Following the white supremacist rally in Charlottesville, VA last week, Republican and Democratic politicians alike were quick to condemn what they saw. Almost to a man — that man being President Donald Trump — they stressed that the ideology on display was inconsistent with American values and the principles the United States was founded on.
That sounds nice. But it is, of course, mostly false — and that’s part of the problem. While it is true that the United States is founded on admirable ideals, the implementation of these lofty goals has been a work in progress since Day One.
From the very first breath the young republic took, white male supremacy was part of it. Whites could own blacks and only white men could vote (in fact, initially only white, male property owners could vote, which is probably the preferred way of voting even today for some people).
The breakup of the country and its bloodiest war were needed to change that. Even then, it took another 100 years and a massive civil rights struggle to try to force all states to stop treating African-Americans as second-class citizens.
And some of these same states are still fighting this notion of equality today, passing laws that systematically disenfranchise minorities.
The bottom line is that deep-seated, historic institutional racism has very much been a part of the United States — and it continues to be to this day. Fortunately, there is much less of it than before.

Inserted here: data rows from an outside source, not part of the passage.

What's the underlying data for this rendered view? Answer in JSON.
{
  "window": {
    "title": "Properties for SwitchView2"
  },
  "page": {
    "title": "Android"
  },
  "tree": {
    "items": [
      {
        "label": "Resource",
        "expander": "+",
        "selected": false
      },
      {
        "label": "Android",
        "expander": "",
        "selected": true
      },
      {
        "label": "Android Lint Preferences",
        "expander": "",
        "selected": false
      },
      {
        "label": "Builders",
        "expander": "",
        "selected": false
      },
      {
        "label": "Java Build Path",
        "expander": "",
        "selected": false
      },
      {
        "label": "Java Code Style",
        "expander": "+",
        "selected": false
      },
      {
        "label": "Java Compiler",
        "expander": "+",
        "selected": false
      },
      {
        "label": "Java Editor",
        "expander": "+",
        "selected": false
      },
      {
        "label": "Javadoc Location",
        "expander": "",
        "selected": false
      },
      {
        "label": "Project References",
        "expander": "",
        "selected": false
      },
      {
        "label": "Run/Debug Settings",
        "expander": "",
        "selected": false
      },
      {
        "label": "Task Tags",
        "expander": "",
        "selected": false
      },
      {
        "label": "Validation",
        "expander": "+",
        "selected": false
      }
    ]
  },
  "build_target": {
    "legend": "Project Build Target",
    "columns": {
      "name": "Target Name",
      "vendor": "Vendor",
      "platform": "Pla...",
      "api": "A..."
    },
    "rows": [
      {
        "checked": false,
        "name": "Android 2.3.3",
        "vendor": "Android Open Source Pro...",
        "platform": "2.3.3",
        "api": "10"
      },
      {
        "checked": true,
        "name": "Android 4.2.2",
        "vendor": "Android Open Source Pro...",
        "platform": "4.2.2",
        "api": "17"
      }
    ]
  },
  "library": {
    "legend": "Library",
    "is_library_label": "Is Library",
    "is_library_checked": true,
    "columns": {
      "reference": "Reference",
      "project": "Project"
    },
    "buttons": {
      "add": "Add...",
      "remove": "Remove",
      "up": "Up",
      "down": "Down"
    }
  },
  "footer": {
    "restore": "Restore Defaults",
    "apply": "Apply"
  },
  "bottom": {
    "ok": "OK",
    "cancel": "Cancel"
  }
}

The reason is that good people of all races have stood up and said “Enough”. Many of them have lost their lives in this struggle, just like the young woman in Virginia last week.
Others, however, are clinging to a more comfortable narrative. Instead of acknowledging that racism has been woven into the fabric of the United States, they are confusing — either willfully or ignorantly — the ideals upon which the country was founded, with what the reality looked like.
And that has made it more difficult to fight this inequality: It’s difficult to fix something that many people refuse to see as a problem — in part because it would interfere with their notion of American exceptionalism.
What they don’t realize is that what makes the United States a great country is not the ideals the founders outlined more than 200 years ago. Rather it is the many individual and collective acts of heroism that helped implement and defend those ideals since then.
Now it’s time for a new generation of Americans to make their mark, reject hate and move the United States another step toward achieving the principle of true equality.